Introduction to HTTP
The Hypertext Transfer Protocol (HTTP) is the protocol that is used to request and serve web content. HTTP is a plaintext protocol that runs on port 80. However, efforts to increase the security of the internet have pushed many websites to use HTTPS, which encrypts traffic using TLS and serves it over port 443.
HTTP in Wireshark
HTTP traffic shows up as a light green in Wireshark and can be filtered using http. However, since HTTP runs over TCP and http only shows packets using the HTTP protocol, this can miss many of the packets associated with the session because they are TCP packets (SYN, ACK and so on). Wireshark reassembles all of the actual data packets containing a particular webpage and displays it within the packet labeled as the HTTP response.
The image above shows the structure of an HTTP request in Wireshark. This includes the requested URL and a variety of different HTTP headers, including the host, user-agent and several others.

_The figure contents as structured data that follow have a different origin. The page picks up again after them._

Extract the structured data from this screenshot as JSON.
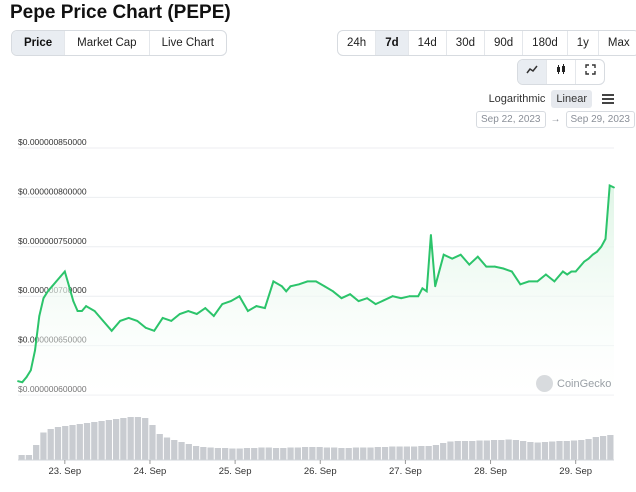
{
  "page": {
    "title": "Pepe Price Chart (PEPE)"
  },
  "tabs": [
    {
      "label": "Price",
      "active": true
    },
    {
      "label": "Market Cap",
      "active": false
    },
    {
      "label": "Live Chart",
      "active": false
    }
  ],
  "ranges": [
    {
      "label": "24h",
      "active": false
    },
    {
      "label": "7d",
      "active": true
    },
    {
      "label": "14d",
      "active": false
    },
    {
      "label": "30d",
      "active": false
    },
    {
      "label": "90d",
      "active": false
    },
    {
      "label": "180d",
      "active": false
    },
    {
      "label": "1y",
      "active": false
    },
    {
      "label": "Max",
      "active": false
    }
  ],
  "chart_types": [
    {
      "icon": "line-chart-icon",
      "active": true
    },
    {
      "icon": "candlestick-icon",
      "active": false
    },
    {
      "icon": "fullscreen-icon",
      "active": false
    }
  ],
  "scale": {
    "log_label": "Logarithmic",
    "linear_label": "Linear",
    "selected": "Linear"
  },
  "date_range": {
    "from": "Sep 22, 2023",
    "arrow": "→",
    "to": "Sep 29, 2023"
  },
  "watermark": "CoinGecko",
  "colors": {
    "line": "#2cc46b",
    "fill": "#dff5e6",
    "volume": "#c9ccd1",
    "active_tab": "#e9edf2"
  },
  "chart_data": {
    "type": "area",
    "ylim": [
      6e-07,
      8.5e-07
    ],
    "y_tick_values": [
      8.5e-07,
      8e-07,
      7.5e-07,
      7e-07,
      6.5e-07,
      6e-07
    ],
    "y_tick_labels": [
      "$0.000000850000",
      "$0.000000800000",
      "$0.000000750000",
      "$0.000000700000",
      "$0.000000650000",
      "$0.000000600000"
    ],
    "x_tick_values": [
      0.55,
      1.55,
      2.55,
      3.55,
      4.55,
      5.55,
      6.55
    ],
    "x_tick_labels": [
      "23. Sep",
      "24. Sep",
      "25. Sep",
      "26. Sep",
      "27. Sep",
      "28. Sep",
      "29. Sep"
    ],
    "xlim": [
      0,
      7
    ],
    "series": [
      {
        "x": [
          0,
          0.05,
          0.1,
          0.15,
          0.2,
          0.25,
          0.3,
          0.35,
          0.4,
          0.45,
          0.5,
          0.55,
          0.6,
          0.65,
          0.7,
          0.75,
          0.8,
          0.9,
          1.0,
          1.1,
          1.2,
          1.3,
          1.4,
          1.5,
          1.6,
          1.7,
          1.8,
          1.9,
          2.0,
          2.1,
          2.2,
          2.3,
          2.4,
          2.5,
          2.6,
          2.7,
          2.8,
          2.9,
          3.0,
          3.1,
          3.15,
          3.2,
          3.3,
          3.4,
          3.5,
          3.6,
          3.7,
          3.8,
          3.9,
          4.0,
          4.1,
          4.2,
          4.3,
          4.4,
          4.5,
          4.6,
          4.7,
          4.75,
          4.8,
          4.85,
          4.9,
          5.0,
          5.1,
          5.2,
          5.3,
          5.4,
          5.5,
          5.6,
          5.7,
          5.8,
          5.9,
          6.0,
          6.1,
          6.2,
          6.3,
          6.4,
          6.45,
          6.5,
          6.55,
          6.6,
          6.65,
          6.7,
          6.75,
          6.8,
          6.85,
          6.9,
          6.95,
          7.0
        ],
        "y": [
          6.14e-07,
          6.13e-07,
          6.18e-07,
          6.25e-07,
          6.45e-07,
          6.8e-07,
          6.98e-07,
          7.05e-07,
          7.1e-07,
          7.15e-07,
          7.2e-07,
          7.25e-07,
          7.1e-07,
          6.95e-07,
          6.85e-07,
          6.85e-07,
          6.9e-07,
          6.85e-07,
          6.75e-07,
          6.65e-07,
          6.75e-07,
          6.78e-07,
          6.75e-07,
          6.68e-07,
          6.65e-07,
          6.78e-07,
          6.75e-07,
          6.82e-07,
          6.85e-07,
          6.82e-07,
          6.88e-07,
          6.8e-07,
          6.92e-07,
          6.95e-07,
          7e-07,
          6.85e-07,
          6.9e-07,
          6.88e-07,
          7.15e-07,
          7.1e-07,
          7.05e-07,
          7.1e-07,
          7.12e-07,
          7.15e-07,
          7.15e-07,
          7.1e-07,
          7.05e-07,
          6.98e-07,
          7.02e-07,
          6.95e-07,
          6.98e-07,
          6.92e-07,
          6.96e-07,
          7e-07,
          6.98e-07,
          7e-07,
          7e-07,
          7.08e-07,
          7.05e-07,
          7.62e-07,
          7.1e-07,
          7.42e-07,
          7.38e-07,
          7.42e-07,
          7.32e-07,
          7.4e-07,
          7.3e-07,
          7.3e-07,
          7.28e-07,
          7.25e-07,
          7.12e-07,
          7.15e-07,
          7.15e-07,
          7.22e-07,
          7.15e-07,
          7.25e-07,
          7.22e-07,
          7.25e-07,
          7.25e-07,
          7.3e-07,
          7.35e-07,
          7.38e-07,
          7.42e-07,
          7.45e-07,
          7.5e-07,
          7.58e-07,
          8.12e-07,
          8.1e-07
        ]
      }
    ],
    "volume": [
      0.1,
      0.1,
      0.3,
      0.55,
      0.62,
      0.66,
      0.68,
      0.7,
      0.72,
      0.74,
      0.76,
      0.78,
      0.8,
      0.82,
      0.84,
      0.86,
      0.86,
      0.84,
      0.7,
      0.52,
      0.45,
      0.4,
      0.36,
      0.32,
      0.28,
      0.26,
      0.25,
      0.24,
      0.24,
      0.23,
      0.23,
      0.24,
      0.24,
      0.25,
      0.25,
      0.24,
      0.24,
      0.25,
      0.25,
      0.26,
      0.26,
      0.26,
      0.25,
      0.25,
      0.24,
      0.24,
      0.25,
      0.25,
      0.25,
      0.26,
      0.26,
      0.27,
      0.27,
      0.27,
      0.27,
      0.28,
      0.28,
      0.3,
      0.34,
      0.37,
      0.38,
      0.38,
      0.38,
      0.39,
      0.39,
      0.4,
      0.4,
      0.41,
      0.4,
      0.38,
      0.36,
      0.35,
      0.36,
      0.37,
      0.38,
      0.38,
      0.39,
      0.4,
      0.42,
      0.46,
      0.48,
      0.5
    ]
  }
}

These headers are under the control of the user and are intended for use by the server, so they can be modified by an attacker who controls both ends of the connection, making them ideal for passing data during an attack.
The image above shows the structure of an HTTP response in Wireshark. It is very similar to that of an HTTP request, except that it substitutes an HTTP response message for the URL and uses a different collection of headers. The actual data being carried by the HTTP protocol (the requested web page) is encapsulated within the data section of the HTTP packet.